8. Si M. A se prévaut d'une résidence habituelle de plus de vingt ans en France, cette dernière n'est pas établie, par la production de pièces versées au dossier, au demeurant, de manière éparse, et référencées de manière incomplète et désordonnée, et sans souci d'un accès facilité aux informations utiles. En outre, l'intéressé est célibataire et sans charge familiale. Il ne fait pas état d'attaches familiales ou privées en France.

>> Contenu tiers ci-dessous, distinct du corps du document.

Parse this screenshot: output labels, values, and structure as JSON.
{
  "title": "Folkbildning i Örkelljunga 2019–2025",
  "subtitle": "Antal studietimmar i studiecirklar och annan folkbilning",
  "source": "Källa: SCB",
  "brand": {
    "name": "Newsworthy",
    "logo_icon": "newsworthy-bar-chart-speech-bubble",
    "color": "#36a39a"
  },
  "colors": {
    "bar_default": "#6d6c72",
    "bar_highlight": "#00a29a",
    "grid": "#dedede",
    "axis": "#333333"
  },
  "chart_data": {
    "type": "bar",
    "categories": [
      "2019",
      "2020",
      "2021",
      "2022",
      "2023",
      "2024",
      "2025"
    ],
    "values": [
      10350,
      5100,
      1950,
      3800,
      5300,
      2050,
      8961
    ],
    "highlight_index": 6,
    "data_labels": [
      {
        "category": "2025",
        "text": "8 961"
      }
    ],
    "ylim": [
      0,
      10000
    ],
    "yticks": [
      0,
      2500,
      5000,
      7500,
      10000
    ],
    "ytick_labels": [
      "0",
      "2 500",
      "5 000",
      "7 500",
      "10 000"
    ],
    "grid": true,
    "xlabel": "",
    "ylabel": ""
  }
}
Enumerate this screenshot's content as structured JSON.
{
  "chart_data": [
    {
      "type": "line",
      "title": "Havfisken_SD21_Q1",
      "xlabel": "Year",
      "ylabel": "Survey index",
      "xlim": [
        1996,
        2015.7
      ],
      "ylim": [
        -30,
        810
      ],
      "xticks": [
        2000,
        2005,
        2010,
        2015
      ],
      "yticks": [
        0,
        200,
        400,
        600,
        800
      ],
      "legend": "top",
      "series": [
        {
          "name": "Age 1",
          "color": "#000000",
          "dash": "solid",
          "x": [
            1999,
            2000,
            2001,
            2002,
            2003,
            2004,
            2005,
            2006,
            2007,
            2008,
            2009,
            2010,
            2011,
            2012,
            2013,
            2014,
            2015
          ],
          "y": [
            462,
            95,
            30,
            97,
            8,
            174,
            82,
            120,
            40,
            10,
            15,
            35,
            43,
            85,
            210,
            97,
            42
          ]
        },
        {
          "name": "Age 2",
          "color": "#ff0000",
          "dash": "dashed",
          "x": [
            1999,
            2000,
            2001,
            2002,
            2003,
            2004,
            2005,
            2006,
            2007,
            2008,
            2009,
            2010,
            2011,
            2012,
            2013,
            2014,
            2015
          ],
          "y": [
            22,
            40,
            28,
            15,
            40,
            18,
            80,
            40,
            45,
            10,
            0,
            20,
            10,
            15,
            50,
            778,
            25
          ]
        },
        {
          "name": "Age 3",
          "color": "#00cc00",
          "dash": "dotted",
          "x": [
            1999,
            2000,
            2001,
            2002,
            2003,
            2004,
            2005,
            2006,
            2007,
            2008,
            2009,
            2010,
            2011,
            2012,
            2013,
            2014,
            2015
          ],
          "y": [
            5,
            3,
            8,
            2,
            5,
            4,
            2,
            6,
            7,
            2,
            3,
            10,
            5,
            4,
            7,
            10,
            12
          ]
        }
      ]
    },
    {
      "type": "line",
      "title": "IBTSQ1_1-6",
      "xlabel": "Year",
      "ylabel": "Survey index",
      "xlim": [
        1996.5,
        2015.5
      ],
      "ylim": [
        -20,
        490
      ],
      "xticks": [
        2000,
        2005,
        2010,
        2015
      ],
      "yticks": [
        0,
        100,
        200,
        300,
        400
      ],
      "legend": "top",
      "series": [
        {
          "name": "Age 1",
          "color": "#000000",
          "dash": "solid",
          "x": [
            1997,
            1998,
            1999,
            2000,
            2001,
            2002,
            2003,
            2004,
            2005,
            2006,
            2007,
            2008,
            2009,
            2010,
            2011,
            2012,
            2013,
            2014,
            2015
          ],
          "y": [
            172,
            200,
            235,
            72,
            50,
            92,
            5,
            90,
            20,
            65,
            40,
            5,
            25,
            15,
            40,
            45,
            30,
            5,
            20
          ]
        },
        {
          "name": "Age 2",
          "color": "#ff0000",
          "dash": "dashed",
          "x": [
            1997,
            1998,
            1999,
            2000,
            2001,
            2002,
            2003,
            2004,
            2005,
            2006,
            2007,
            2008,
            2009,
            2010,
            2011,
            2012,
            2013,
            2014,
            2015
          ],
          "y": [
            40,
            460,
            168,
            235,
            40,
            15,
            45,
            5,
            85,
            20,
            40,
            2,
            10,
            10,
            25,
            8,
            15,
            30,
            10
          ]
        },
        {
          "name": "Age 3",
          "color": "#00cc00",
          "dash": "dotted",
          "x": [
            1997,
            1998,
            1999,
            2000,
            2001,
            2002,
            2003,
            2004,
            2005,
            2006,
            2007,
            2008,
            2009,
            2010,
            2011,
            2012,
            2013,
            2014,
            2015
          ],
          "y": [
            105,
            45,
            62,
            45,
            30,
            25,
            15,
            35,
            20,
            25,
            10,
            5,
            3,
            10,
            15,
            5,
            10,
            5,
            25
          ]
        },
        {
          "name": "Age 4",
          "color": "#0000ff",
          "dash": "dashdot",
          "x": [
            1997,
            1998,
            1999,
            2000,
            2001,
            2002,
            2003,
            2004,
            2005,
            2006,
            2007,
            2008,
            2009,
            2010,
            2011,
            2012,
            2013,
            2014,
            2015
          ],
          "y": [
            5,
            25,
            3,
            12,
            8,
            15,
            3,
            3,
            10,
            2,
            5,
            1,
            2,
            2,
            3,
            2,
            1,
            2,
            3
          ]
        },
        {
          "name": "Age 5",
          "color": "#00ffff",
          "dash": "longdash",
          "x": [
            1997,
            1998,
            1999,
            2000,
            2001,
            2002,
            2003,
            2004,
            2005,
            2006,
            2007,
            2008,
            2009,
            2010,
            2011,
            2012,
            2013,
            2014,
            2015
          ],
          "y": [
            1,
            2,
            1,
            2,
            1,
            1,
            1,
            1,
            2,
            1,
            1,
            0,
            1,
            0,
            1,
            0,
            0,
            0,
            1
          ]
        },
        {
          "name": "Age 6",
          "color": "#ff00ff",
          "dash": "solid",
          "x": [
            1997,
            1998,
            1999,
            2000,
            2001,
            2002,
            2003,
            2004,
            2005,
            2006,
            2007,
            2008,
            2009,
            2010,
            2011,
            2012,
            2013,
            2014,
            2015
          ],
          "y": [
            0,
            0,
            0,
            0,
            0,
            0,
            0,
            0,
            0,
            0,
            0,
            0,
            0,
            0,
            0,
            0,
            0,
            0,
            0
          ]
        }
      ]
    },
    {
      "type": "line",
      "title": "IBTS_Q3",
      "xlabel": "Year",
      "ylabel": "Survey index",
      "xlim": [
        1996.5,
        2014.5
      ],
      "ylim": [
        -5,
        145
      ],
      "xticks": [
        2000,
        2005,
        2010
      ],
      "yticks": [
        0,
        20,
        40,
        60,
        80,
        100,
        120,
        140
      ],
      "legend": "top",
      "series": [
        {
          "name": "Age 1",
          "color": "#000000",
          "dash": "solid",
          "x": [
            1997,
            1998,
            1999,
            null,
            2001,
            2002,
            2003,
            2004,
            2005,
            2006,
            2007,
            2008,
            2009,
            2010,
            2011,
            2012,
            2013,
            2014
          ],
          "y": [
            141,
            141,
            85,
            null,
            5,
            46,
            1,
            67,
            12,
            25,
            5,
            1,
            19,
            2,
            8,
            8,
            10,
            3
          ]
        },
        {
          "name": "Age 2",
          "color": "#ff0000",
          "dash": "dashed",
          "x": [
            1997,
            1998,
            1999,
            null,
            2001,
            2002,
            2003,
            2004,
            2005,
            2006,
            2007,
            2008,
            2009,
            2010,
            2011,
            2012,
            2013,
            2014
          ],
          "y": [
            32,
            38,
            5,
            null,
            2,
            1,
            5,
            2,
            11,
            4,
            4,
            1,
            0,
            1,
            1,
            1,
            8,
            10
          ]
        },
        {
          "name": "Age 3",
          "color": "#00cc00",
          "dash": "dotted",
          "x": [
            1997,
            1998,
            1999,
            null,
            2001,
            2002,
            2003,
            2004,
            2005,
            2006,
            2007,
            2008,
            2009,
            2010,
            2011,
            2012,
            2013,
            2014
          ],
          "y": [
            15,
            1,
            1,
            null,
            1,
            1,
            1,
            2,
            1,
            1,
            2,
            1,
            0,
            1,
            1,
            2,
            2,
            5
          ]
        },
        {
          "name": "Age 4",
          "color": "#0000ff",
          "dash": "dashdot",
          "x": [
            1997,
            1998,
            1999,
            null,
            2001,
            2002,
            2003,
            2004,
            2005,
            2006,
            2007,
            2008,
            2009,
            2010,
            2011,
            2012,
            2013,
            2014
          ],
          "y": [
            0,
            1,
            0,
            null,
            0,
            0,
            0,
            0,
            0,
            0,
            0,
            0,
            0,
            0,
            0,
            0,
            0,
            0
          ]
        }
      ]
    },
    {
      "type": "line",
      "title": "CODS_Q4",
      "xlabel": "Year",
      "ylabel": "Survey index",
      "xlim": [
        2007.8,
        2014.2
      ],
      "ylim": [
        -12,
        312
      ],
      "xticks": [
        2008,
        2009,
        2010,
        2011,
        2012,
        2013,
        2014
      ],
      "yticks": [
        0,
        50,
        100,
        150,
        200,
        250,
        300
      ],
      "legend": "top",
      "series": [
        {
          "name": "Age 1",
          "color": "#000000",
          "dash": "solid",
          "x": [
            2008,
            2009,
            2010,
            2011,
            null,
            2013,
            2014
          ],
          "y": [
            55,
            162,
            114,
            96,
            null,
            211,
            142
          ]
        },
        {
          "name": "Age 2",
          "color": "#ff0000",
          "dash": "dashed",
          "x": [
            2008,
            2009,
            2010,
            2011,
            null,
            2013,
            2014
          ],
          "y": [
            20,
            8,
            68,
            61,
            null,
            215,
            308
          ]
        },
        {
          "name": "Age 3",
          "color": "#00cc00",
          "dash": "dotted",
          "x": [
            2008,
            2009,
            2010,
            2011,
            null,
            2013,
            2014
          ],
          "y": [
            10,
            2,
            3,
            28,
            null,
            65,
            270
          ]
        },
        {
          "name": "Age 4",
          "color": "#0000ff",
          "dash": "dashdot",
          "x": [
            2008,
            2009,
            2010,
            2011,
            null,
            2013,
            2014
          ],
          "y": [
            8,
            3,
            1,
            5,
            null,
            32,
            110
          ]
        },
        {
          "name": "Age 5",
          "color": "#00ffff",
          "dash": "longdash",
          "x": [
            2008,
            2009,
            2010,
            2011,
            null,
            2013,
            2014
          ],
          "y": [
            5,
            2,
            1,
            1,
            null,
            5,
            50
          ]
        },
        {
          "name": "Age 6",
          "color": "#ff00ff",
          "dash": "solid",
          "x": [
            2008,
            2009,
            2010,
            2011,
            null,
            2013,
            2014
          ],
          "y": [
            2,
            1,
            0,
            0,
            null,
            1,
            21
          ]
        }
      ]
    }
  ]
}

Dans ces circonstances, M. A n'est pas fondé à soutenir que l'arrêté en litige porte à son droit au respect de sa vie privée et familiale une atteinte disproportionnée au regard des buts en vue desquels il a été pris et en méconnaissance de l'article 8 de la convention européenne de sauvegarde des droits de l'homme et des libertés fondamentales, ni qu'il serait entaché pour les mêmes motifs d'une erreur manifeste d'appréciation.

9. Il résulte de ce qui précède que la requête d'appel de M. A, qui est manifestement dépourvue de fondement, au sens des dispositions du dernier alinéa de l'article R. 222-1 du code de justice administrative, doit être rejetée, en application de ces dispositions, y compris les conclusions aux fins d'injonction et celles présentées au titre de l'article L. 761-1 du code de justice administrative et de l'article 37 de la loi du 10 juillet 1991.

O R D O N N E :

Article 1er : La requête de M. A est rejetée.

Article 2 : La présente ordonnance sera notifiée à M. C A et à Me Kuhn-Massot.

Copie en sera adressée au préfet des Bouches-du-Rhône.

Fait à Marseille, le 25 mars 2024.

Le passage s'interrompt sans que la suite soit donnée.